Most EU countries’ state pension schemes are unaffordable, private pensions are under so much financial pressure that they’re increasingly unsustainable, and today’s young are being warned they probably can’t retire until into their eighties.

This parlous state of affairs will come as a surprise to many, but Europe’s pensions crisis has been brewing for more than forty years. In the 1980s, demographers began to warn of the implications of falling birth rates, and finance ministries should then have prepared plans to cope with retirement costs.

On present trends, Europe will have 35 million fewer workers by 2050 and almost 50 million more pensioners

Instead, politicians in the eighties talked blithely of the ‘leisure revolution’. Working hours were often cut back, and France was soon to introduce a 35-hour week based chiefly on the dubious theory that this would tackle the country’s unemployment problems.

Sow the wind and reap the whirlwind, as the biblical saying has it. Governments across Europe are being caught off-guard by the combined effects of longer lifespans, shrinking workforces, inadequate levels of savings and a widespread refusal by taxpaying citizens to accept later retirement.

The most noticeable feature of the protests in France against Macron’s plan to increase the statutory retirement age by two years to 64 is that it’s not ‘political’ in the accepted sense. The far-left and far-right are both against it, so the contested reforms seem more about fairness on the one hand and common sense on the other. People approaching retirement rightly complain that it’s unfair to change a system they’ve already contributed to, yet the financial reality is that it cannot be sustained indefinitely.

Reconciling these two views goes to the heart of what a civilised society’s values should be, and is a foretaste of debates that sooner or later will rage across Europe. Meanwhile, the hard facts are irrefutable, even if that won’t necessarily resolve the arguments around Europe’s ageing. The next twenty-five years will see a dramatic fall in the headcount of taxpaying employees and an even more striking rise in the number of pensioners.

On present trends, Europe will have 35 million fewer workers by 2050 and almost 50 million more pensioners. The over-sixties will account for about a third of the population, and the OECD forecasts that pension costs will mop up an unaffordable 12 per cent of GDPs.

Slower economic growth since the 2008-9 global financial crisis has reduced pension funds’ earnings

Some pensions analysts calculate that two trillion euros are needed if EU member states’ deficit-ridden pension schemes are to be viable. Their worries are shared by a growing number of would-be pensioners, with over half of those polled not long ago by the Aviva private pensions giant saying they are concerned about their own retirement prospects.

The accelerating pensions crisis stems in part from misguided reductions of retirement ages in years past, and also from the speed at which Europe’s ageing is upsetting governments’ spending needs.

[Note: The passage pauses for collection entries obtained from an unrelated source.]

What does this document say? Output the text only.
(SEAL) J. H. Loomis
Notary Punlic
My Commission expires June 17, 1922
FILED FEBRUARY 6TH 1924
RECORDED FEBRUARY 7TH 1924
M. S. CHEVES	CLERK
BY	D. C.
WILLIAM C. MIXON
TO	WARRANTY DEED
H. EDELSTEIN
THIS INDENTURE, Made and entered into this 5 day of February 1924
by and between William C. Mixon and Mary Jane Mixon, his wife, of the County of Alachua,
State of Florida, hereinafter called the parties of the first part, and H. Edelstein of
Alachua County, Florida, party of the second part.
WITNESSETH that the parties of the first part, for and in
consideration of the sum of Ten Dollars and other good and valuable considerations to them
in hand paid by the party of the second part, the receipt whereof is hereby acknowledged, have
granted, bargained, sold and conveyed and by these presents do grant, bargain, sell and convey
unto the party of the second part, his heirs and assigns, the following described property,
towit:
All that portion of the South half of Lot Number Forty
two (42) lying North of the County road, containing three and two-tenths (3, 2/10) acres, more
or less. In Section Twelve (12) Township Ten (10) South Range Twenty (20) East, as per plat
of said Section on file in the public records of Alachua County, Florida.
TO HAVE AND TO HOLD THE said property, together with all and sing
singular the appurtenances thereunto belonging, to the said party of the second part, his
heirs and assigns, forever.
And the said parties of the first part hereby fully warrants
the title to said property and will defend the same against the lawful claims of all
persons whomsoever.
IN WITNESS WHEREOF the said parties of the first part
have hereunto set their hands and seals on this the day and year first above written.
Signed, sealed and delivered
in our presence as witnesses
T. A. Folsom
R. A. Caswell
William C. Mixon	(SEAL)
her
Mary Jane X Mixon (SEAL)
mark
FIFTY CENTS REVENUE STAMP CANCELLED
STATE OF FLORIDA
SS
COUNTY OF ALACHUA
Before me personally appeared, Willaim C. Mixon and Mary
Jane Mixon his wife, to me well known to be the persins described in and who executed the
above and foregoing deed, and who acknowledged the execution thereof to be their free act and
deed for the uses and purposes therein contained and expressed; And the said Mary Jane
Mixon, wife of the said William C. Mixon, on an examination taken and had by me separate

Slower economic growth since the 2008-9 global financial crisis has reduced pension funds’ earnings; each €100,000 invested in a private pension scheme used to yield €12,000 a year upon retirement, but now that return has shrunk to €5,000.

When Emmanuel Macron warned French voters last summer that they were living “in the last days of the Age of Abundance”, he was derided by some as a prophet of doom and a defender of the rich. France’s president is nevertheless the only politician of stature who seems prepared to warn Europeans of the awkward consequences of longer lifespans and plummeting birth rates.

The fact that Macron’s second fixed term ends in 2027 no doubt emboldens him. But what his critics sometimes label his ‘technocratic’ approach should also be copied by other leaders. They, too, must publicly recognise the dangers inherent in Europe’s ageing, and their own refusal to see that younger generations are being unfairly burdened with future costs and growing debts. That they don’t is an indictment of the way political parties’ electoral interests so often trump the wider interests of European society.

The views expressed in this Frankly Speaking op-ed reflect those of the author and not of Friends of Europe.